There has always been a generation that has struggled to provide a good life for their offspring, and the first generation of immigrant cities have had a hard time...
Yes, my parents were the first generation of outsiders to migrate to Beijing, and unlike you my parents didn't have much education, but we were in the same era, and leaving the countryside was an inevitable consequence. It represents a microcosm of China's urbanization through reform and opening-up, but his story is one of independence, courage and a life of making one's own way.
I thought I would be an authentic Beijinger with a hukou, a house in the suburbs, a group of children in the yard, and an authentic Beijing dialect.
You drink coffee as a comfortable taste of life. And I am still drinking coffee to decorate their own bone inferiority....
Most of the foreigners who come to Beijing to search for their dreams have lived in basements or hutong compounds, beautifully called "Beijing Drifters", and it is common for them to live in other people's mouths (cynically) without a fixed place to move, so their homes cannot be called home. The Northern Drifters: half of their luggage is in their travel bags.
In this jungle of reinforced concrete, it seems more difficult for me to build a home of my own than in the Sahara Desert. It is not the harshness of the natural environment, but the indifference and impatience of the people. The gap between ideal and reality, between poor and rich, is so wide that if the heart is not balanced, life will be out of balance.
In this place, like me, the working class who live on two silver dollars a month can't afford to buy a house or a land. So I don't want to pie to fantasize about a mirage like a western house villa, five rings outside of the Tiantongyuan into a temporary warm home.

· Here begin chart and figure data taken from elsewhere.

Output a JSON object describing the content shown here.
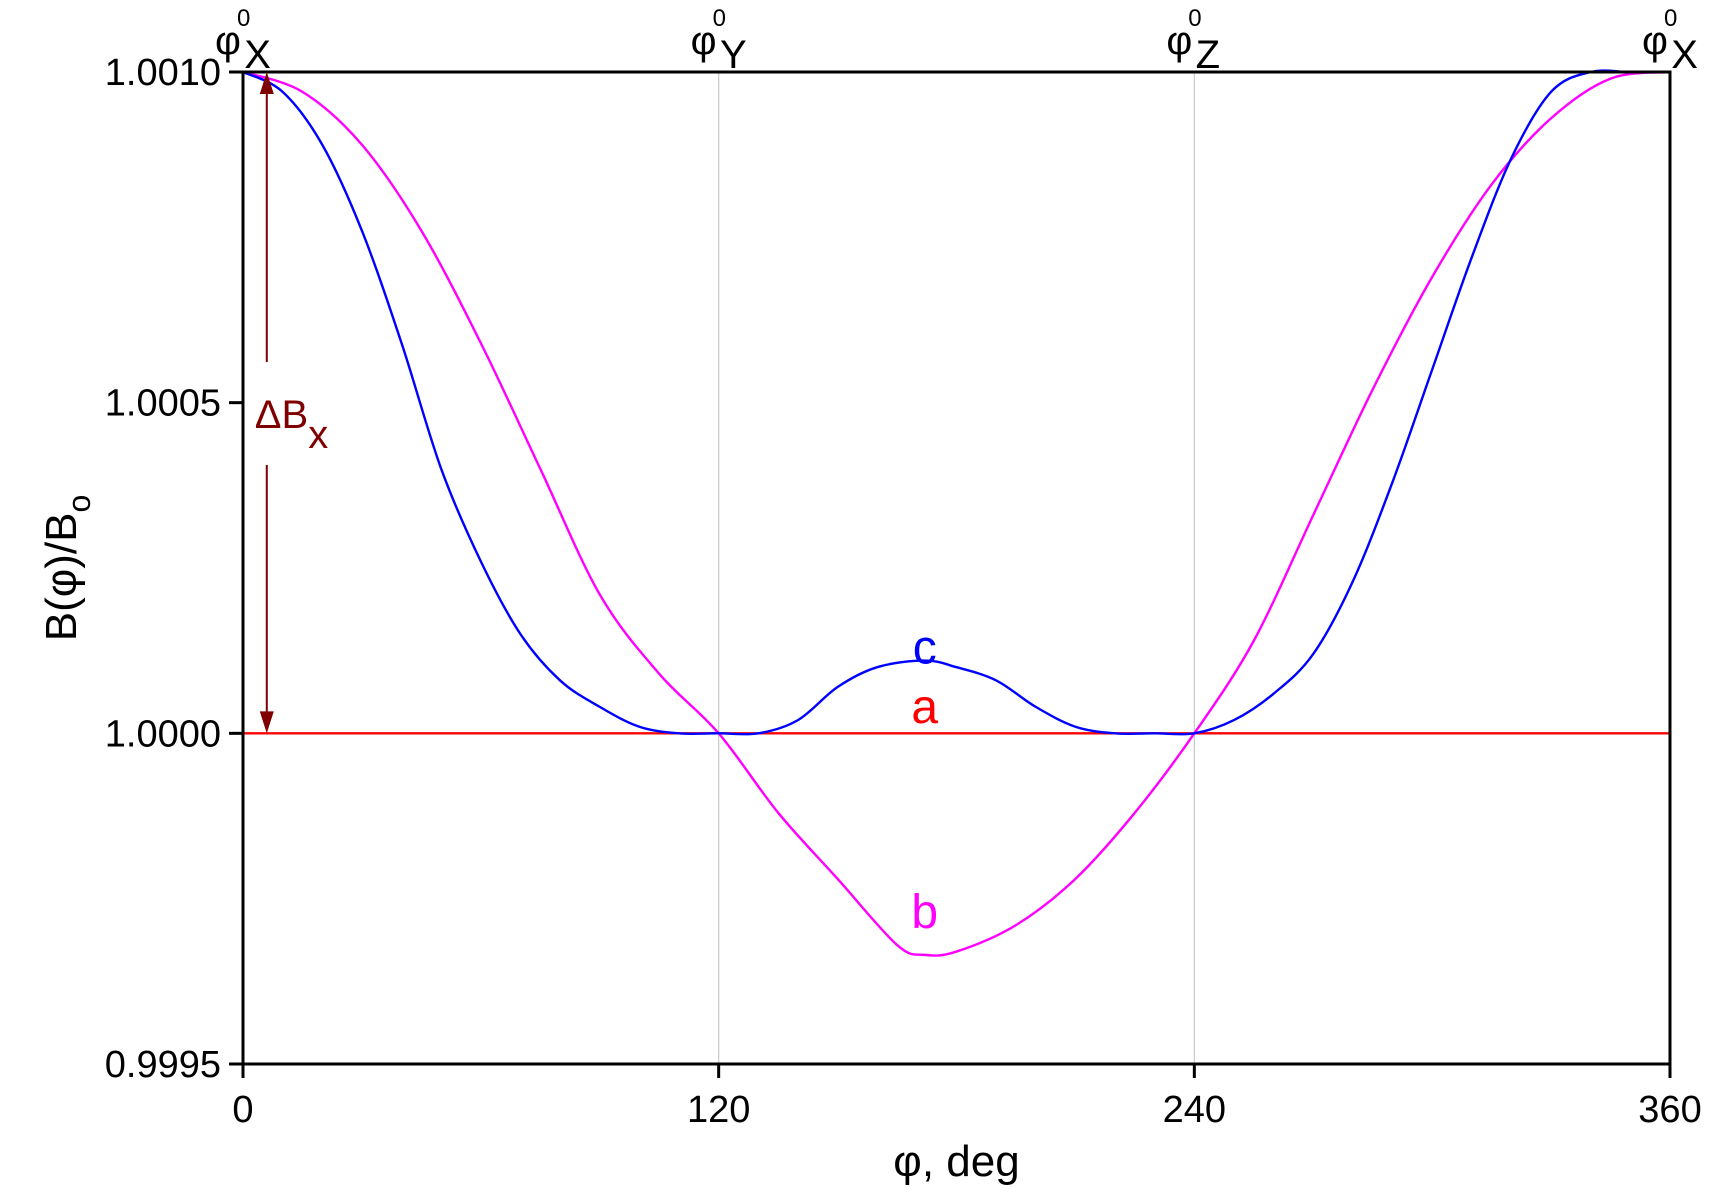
{
  "chart_data": {
    "type": "line",
    "xlabel": "φ, deg",
    "ylabel": {
      "main": "B(φ)/B",
      "sub": "o"
    },
    "xlim": [
      0,
      360
    ],
    "ylim": [
      0.9995,
      1.001
    ],
    "xticks": [
      0,
      120,
      240,
      360
    ],
    "xtick_labels": [
      "0",
      "120",
      "240",
      "360"
    ],
    "yticks": [
      0.9995,
      1.0,
      1.0005,
      1.001
    ],
    "ytick_labels": [
      "0.9995",
      "1.0000",
      "1.0005",
      "1.0010"
    ],
    "vertical_gridlines": [
      120,
      240
    ],
    "top_labels": [
      {
        "x": 0,
        "base": "φ",
        "sup": "0",
        "sub": "X"
      },
      {
        "x": 120,
        "base": "φ",
        "sup": "0",
        "sub": "Y"
      },
      {
        "x": 240,
        "base": "φ",
        "sup": "0",
        "sub": "Z"
      },
      {
        "x": 360,
        "base": "φ",
        "sup": "0",
        "sub": "X"
      }
    ],
    "series": [
      {
        "name": "a",
        "color": "#ff0000",
        "x": [
          0,
          360
        ],
        "y": [
          1.0,
          1.0
        ],
        "label_at": [
          172,
          1.00004
        ]
      },
      {
        "name": "b",
        "color": "#ff00ff",
        "x": [
          0,
          15,
          30,
          45,
          60,
          75,
          90,
          105,
          120,
          135,
          150,
          165,
          172,
          180,
          195,
          210,
          225,
          240,
          255,
          270,
          285,
          300,
          315,
          330,
          345,
          360
        ],
        "y": [
          1.001,
          1.00097,
          1.00089,
          1.00076,
          1.00059,
          1.0004,
          1.00021,
          1.00009,
          1.0,
          0.99988,
          0.99978,
          0.99968,
          0.999665,
          0.99967,
          0.99971,
          0.99978,
          0.99988,
          1.0,
          1.00014,
          1.00033,
          1.00052,
          1.00069,
          1.00083,
          1.00093,
          1.00099,
          1.001
        ],
        "label_at": [
          172,
          0.99973
        ]
      },
      {
        "name": "c",
        "color": "#0000ff",
        "x": [
          0,
          10,
          20,
          30,
          40,
          50,
          60,
          70,
          80,
          90,
          100,
          110,
          120,
          130,
          140,
          150,
          160,
          172,
          180,
          190,
          200,
          210,
          220,
          230,
          240,
          250,
          260,
          270,
          280,
          290,
          300,
          310,
          320,
          330,
          340,
          350,
          360
        ],
        "y": [
          1.001,
          1.00097,
          1.00089,
          1.00076,
          1.00059,
          1.0004,
          1.00026,
          1.00015,
          1.00008,
          1.00004,
          1.00001,
          1.0,
          1.0,
          1.0,
          1.00002,
          1.00007,
          1.0001,
          1.00011,
          1.0001,
          1.00008,
          1.00004,
          1.00001,
          1.0,
          1.0,
          1.0,
          1.00002,
          1.00006,
          1.00012,
          1.00023,
          1.00038,
          1.00055,
          1.00072,
          1.00087,
          1.00097,
          1.001,
          1.001,
          1.001
        ],
        "label_at": [
          172,
          1.00013
        ]
      }
    ],
    "annotation": {
      "base": "ΔB",
      "sub": "x",
      "color": "#7f0000",
      "x": 6,
      "y_from": 1.0,
      "y_to": 1.001
    }
  }
}
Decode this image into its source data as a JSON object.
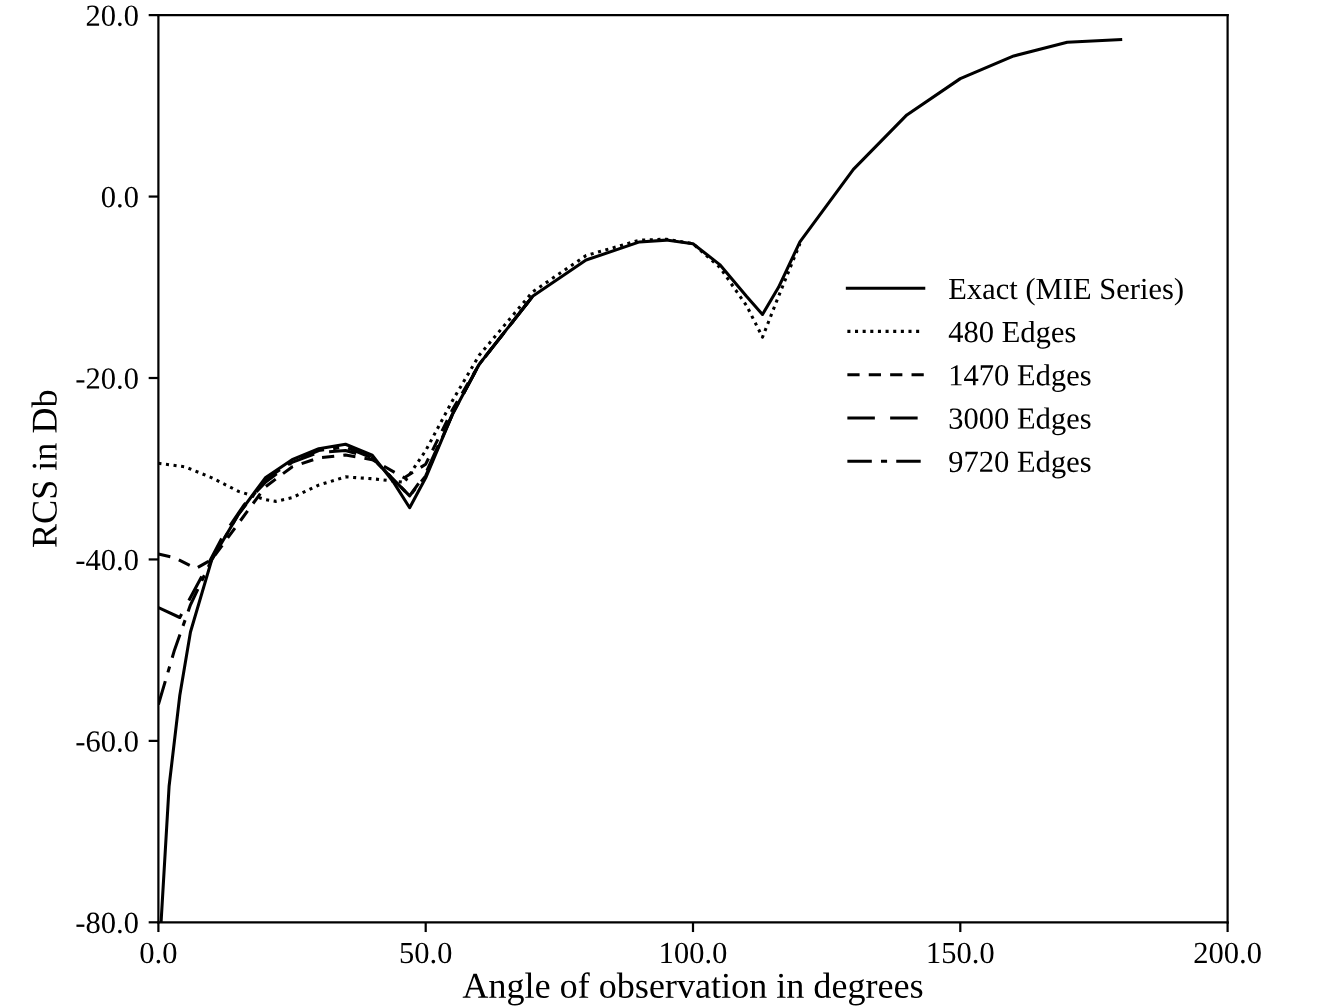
{
  "chart_data": {
    "type": "line",
    "xlabel": "Angle of observation in degrees",
    "ylabel": "RCS in Db",
    "xlim": [
      0,
      200
    ],
    "ylim": [
      -80,
      20
    ],
    "xticks": [
      {
        "value": 0,
        "label": "0.0"
      },
      {
        "value": 50,
        "label": "50.0"
      },
      {
        "value": 100,
        "label": "100.0"
      },
      {
        "value": 150,
        "label": "150.0"
      },
      {
        "value": 200,
        "label": "200.0"
      }
    ],
    "yticks": [
      {
        "value": -80,
        "label": "-80.0"
      },
      {
        "value": -60,
        "label": "-60.0"
      },
      {
        "value": -40,
        "label": "-40.0"
      },
      {
        "value": -20,
        "label": "-20.0"
      },
      {
        "value": 0,
        "label": "0.0"
      },
      {
        "value": 20,
        "label": "20.0"
      }
    ],
    "grid": false,
    "legend": "right",
    "marker": "none",
    "series": [
      {
        "name": "Exact (MIE Series)",
        "color": "#000000",
        "line_style": "solid",
        "x": [
          0.5,
          2,
          4,
          6,
          10,
          15,
          20,
          25,
          30,
          35,
          40,
          44,
          47,
          50,
          55,
          60,
          70,
          80,
          90,
          95,
          100,
          105,
          110,
          113,
          116,
          120,
          130,
          140,
          150,
          160,
          170,
          180
        ],
        "values": [
          -80,
          -65,
          -55,
          -48,
          -40,
          -35,
          -31,
          -29,
          -27.8,
          -27.3,
          -28.5,
          -31.5,
          -34.3,
          -31,
          -24,
          -18.5,
          -11,
          -7,
          -5,
          -4.8,
          -5.2,
          -7.5,
          -11,
          -13,
          -10,
          -5,
          3,
          9,
          13,
          15.5,
          17,
          17.3
        ]
      },
      {
        "name": "480 Edges",
        "color": "#000000",
        "line_style": "dotted",
        "x": [
          0,
          5,
          10,
          15,
          20,
          22,
          25,
          30,
          35,
          40,
          46,
          50,
          55,
          60,
          70,
          80,
          90,
          95,
          100,
          105,
          110,
          113,
          116,
          120
        ],
        "values": [
          -29.4,
          -29.8,
          -31,
          -32.5,
          -33.4,
          -33.6,
          -33.2,
          -31.8,
          -30.9,
          -31.1,
          -31.5,
          -28,
          -22.5,
          -17.5,
          -10.5,
          -6.5,
          -4.8,
          -4.7,
          -5.2,
          -7.8,
          -12,
          -15.5,
          -11,
          -5.2
        ]
      },
      {
        "name": "1470 Edges",
        "color": "#000000",
        "line_style": "dashed",
        "x": [
          0,
          3,
          7,
          10,
          15,
          20,
          25,
          30,
          35,
          40,
          46,
          50,
          55,
          60,
          70
        ],
        "values": [
          -39.4,
          -39.8,
          -41,
          -40,
          -36,
          -32,
          -29.8,
          -28.8,
          -28.5,
          -29,
          -31,
          -29.5,
          -23.5,
          -18.5,
          -11
        ]
      },
      {
        "name": "3000 Edges",
        "color": "#000000",
        "line_style": "long dashed",
        "x": [
          0,
          4,
          8,
          12,
          16,
          20,
          25,
          30,
          35,
          40,
          47,
          50,
          55,
          60,
          70
        ],
        "values": [
          -45.3,
          -46.4,
          -42,
          -37.5,
          -34,
          -31.5,
          -29.3,
          -28.2,
          -28,
          -28.8,
          -33,
          -30.5,
          -24,
          -18.5,
          -11
        ]
      },
      {
        "name": "9720 Edges",
        "color": "#000000",
        "line_style": "dash-dot",
        "x": [
          0,
          3,
          6,
          10,
          15,
          20,
          25,
          30,
          35,
          40,
          47,
          50,
          55,
          60,
          70
        ],
        "values": [
          -56,
          -50,
          -45,
          -40,
          -35,
          -31.2,
          -29.2,
          -28,
          -27.6,
          -28.8,
          -33,
          -30.8,
          -24,
          -18.5,
          -11
        ]
      }
    ]
  }
}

You, on the other hand, couldn't stand the lecture of your parents, tired of seeing the congested roads of Xizhimen, and told me that you wanted to have your own space, and drove your Ford to your brother's house in Di'anmen to live for some days. In the summer evening in Beijing, you asked me to go for a relaxing walk in Houhai, but I couldn't. The two-hour round trip to Houhai after work became a barrier between us.
My parents didn't leave me a strong network of people, I had to find my own job, I had to rush to work early, and I would lose my job if I wasn't careful. But not you. Your family found you a decent job through an acquaintance at the airport in the capital, where a holiday could cost me a month's salary.
I was born in the mid-1980s, and in a few years my peers will gradually become a pillar of society.
My friendships are banks that can be overdrawn at any time with money, truth and emotion.
A blanket, a suitcase, and a computer became all I had. My friend said, "Go rent a single room, I'll take a little out of my salary every month and also mention you to pay, just come and stay with you once a few months." Although there is no lack of money, but I understand that what I lack is warmth. I don't know how many times I've been touched just by this statement. With such a friend, how can I not be strong.